Potem zamieniliśmy kilka słów. Grimshaw obiecał, że niedługo nas odwiedzi. Nie wspominałem o tym, że byłem w ciąży. Nie powiedziałem również o tym, że Aiden okrutnie mnie okłamał. Pożegnałem się z Nickiem, starając się, by mój głos się nie załamał. Chciało mi się płakać. Zostałem oszukany. Zrobiła to osoba, której najbardziej ufałem, którą kochałem i była dla mnie wszystkim. To okropnie bolało. Rozłączyłem się i ścisnąłem telefon w dłoni. Nawet nie zauważyłem, kiedy łzy wydostały się z oczu, spływając w dół po policzkach. Pogubiłem się w tym wszystkim. Grunt usypywał mi się spod nóg.

Nie wiedziałem, co zrobić. Zadzwonić do Aidena i wszystko wyjaśnić? Ale jak można byłoby wytłumaczyć to kłamstwo? Dlaczego w ogóle mnie oszukał?

Gdy tylko dotarłem do domu, rozpłakałem się na dobre. Obraz zaczął mi się rozmazywać przez napływające łzy. Opadłem na kanapę, chowając twarz w poduszkę. Zacząłem zastanawiać się do czego były potrzebne mu pieniądze, jeśli nie do ratowania brata. Co było aż tak ważnego, że pozwolił obcemu Alfie zrobić mi dziecko? Nie kochał mnie już? Czy byłem dla niego niewystarczający i tylko się mną zabawił? Czy jak wróci do domu, to ode mnie odejdzie? Czy mnie porzuci?

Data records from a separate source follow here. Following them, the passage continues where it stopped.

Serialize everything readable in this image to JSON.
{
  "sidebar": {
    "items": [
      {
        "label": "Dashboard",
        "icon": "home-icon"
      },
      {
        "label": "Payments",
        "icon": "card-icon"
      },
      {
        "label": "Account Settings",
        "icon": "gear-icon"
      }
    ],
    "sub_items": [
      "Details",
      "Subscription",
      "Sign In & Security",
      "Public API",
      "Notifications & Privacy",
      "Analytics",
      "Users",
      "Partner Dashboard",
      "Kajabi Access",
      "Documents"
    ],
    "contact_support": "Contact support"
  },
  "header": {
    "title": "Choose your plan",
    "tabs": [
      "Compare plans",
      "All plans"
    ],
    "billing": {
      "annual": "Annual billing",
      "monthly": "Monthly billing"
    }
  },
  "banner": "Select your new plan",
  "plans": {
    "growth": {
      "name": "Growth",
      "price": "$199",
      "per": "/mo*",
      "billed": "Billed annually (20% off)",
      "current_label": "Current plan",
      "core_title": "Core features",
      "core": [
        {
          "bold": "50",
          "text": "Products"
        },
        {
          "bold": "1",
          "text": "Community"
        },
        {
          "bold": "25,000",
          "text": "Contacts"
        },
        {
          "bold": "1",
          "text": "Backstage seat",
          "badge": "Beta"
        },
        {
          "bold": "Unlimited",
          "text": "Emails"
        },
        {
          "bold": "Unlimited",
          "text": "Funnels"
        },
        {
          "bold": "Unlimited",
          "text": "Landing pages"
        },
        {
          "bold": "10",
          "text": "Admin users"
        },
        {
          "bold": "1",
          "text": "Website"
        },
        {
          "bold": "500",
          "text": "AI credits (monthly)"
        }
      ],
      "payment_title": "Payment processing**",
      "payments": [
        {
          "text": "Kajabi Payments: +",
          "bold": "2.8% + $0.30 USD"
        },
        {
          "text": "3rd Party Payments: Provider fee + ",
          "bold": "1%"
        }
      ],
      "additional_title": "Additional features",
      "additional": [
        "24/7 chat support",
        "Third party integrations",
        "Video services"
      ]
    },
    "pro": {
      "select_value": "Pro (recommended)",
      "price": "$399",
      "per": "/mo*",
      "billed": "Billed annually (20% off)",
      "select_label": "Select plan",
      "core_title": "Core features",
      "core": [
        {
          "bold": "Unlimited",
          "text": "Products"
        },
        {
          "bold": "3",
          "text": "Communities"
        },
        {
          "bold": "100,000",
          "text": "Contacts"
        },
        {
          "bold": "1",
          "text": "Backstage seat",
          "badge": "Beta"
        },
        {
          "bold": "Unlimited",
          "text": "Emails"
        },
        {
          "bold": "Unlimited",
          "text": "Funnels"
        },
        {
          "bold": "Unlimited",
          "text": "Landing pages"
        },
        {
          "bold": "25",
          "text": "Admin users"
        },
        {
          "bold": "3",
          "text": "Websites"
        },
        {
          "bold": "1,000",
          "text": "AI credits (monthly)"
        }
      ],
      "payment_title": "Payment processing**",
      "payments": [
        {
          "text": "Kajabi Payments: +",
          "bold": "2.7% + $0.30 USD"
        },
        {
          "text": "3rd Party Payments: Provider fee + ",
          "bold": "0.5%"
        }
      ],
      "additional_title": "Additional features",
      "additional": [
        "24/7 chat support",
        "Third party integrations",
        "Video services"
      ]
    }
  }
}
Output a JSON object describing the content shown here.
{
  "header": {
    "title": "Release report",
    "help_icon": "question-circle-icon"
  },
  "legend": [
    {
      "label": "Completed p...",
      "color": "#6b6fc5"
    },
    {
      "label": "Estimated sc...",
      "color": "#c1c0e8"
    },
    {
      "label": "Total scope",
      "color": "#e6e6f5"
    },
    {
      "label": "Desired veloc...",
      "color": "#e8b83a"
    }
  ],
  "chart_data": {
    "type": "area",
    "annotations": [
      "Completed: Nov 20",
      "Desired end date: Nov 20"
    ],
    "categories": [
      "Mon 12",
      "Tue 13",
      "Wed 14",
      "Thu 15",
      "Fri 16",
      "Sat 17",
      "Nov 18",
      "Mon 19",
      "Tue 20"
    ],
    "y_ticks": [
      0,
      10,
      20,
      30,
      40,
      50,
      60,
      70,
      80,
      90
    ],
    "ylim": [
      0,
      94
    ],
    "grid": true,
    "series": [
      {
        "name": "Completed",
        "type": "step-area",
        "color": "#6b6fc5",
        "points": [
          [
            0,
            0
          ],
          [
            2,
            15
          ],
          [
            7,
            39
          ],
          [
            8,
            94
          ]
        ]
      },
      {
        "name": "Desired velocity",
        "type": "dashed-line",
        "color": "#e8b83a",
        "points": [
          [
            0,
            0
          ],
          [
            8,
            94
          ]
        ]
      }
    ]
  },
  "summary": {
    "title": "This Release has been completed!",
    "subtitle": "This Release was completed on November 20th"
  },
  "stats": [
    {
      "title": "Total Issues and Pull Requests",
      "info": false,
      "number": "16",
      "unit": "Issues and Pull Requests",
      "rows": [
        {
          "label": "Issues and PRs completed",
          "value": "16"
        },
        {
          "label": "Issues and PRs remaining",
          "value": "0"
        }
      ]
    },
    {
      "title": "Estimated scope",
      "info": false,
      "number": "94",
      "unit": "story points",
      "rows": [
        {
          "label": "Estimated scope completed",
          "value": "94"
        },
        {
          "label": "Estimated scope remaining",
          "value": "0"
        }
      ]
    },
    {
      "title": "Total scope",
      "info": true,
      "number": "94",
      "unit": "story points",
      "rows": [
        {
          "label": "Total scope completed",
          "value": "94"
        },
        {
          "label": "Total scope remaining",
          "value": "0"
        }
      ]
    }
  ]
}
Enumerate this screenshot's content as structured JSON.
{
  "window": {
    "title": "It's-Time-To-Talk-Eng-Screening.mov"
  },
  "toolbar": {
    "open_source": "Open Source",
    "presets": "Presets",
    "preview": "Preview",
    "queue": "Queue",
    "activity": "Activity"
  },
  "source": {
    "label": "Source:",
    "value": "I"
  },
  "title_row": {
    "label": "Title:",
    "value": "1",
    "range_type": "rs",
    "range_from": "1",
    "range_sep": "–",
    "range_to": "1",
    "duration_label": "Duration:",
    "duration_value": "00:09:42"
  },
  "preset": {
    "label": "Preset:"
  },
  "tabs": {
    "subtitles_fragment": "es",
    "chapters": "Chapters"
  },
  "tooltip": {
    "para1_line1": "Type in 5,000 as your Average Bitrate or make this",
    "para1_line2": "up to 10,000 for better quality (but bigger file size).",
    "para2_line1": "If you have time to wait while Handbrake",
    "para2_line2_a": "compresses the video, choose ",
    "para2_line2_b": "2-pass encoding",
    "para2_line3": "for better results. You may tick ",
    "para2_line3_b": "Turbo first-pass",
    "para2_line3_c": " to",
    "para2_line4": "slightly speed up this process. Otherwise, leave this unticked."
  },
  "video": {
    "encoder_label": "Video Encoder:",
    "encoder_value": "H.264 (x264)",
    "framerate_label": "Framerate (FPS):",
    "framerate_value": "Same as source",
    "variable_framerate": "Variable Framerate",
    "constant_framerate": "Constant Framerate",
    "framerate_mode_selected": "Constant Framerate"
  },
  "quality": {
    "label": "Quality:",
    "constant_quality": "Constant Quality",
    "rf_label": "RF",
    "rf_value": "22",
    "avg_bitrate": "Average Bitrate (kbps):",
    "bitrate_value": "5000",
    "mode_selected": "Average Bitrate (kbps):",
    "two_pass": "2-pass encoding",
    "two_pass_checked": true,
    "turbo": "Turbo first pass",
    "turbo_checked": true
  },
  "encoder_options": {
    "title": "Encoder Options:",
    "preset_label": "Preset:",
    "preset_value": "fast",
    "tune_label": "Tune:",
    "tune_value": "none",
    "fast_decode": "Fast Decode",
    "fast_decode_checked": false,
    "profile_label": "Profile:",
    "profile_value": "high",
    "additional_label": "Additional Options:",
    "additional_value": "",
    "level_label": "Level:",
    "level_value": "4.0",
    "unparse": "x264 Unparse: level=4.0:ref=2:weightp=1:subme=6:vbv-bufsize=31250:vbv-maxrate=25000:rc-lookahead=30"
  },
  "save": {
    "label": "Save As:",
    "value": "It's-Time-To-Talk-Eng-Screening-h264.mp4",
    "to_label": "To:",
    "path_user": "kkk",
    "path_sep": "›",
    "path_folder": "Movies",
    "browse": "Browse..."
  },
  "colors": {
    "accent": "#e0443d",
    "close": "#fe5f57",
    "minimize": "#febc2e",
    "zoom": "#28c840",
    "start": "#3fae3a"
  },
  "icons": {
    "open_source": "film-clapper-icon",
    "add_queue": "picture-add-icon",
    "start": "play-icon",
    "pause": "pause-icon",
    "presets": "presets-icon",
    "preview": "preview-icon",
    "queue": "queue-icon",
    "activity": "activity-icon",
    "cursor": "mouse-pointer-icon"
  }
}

Co wtedy zrobię? Nie miałem żadnych środków do życia, gdyż to Aiden rozporządzał pieniędzmi z konta. Moja rodzina była za granicą, nie utrzymywałem z nimi ścisłego kontaktu, czasem zdobywałem się na krótką rozmowę telefoniczną. Z przyjaciół miałem tylko... Nialla. Nikt inny nie przygarnąłby mnie pod swój dach, tylko on. Ale chyba nie będzie miał do tego powodu, prawda? Aiden nie odejdzie ode mnie, jakoś wytłumaczy to swoje okrutne kłamstwo i się pogodzimy. Nie poradzę sobie bez niego. Wybaczę mu wszystko.

***

Stałem teraz przed drzwiami ogromnego domu. Stresowałem się i to bardzo. Dziś umówiony byłem z Luną stada. Potrzebowałem z kimś porozmawia, z kimś, kto mnie zrozumie i jest Omegą. Niall był dobrym przyjacielem, ale często mnie nie rozumiał, gdyż był Betą. Dla niego wybór byłby prosty. Doradziłby mi, abym odszedł od Aidena, ale nie mogłem... Kochałem go, był moim Alfą.

Nigdy nie prosiłem Luny o rozmowę. Zayn, bo tak miał na imię, był dla mnie zupełnie obcym wilkołakiem. Wierzyłem jednak, że da mi dobrą radę. Inne Omegi bardzo chwaliły sobie jego pomoc, więc dlaczego ja nie mógłbym spróbować?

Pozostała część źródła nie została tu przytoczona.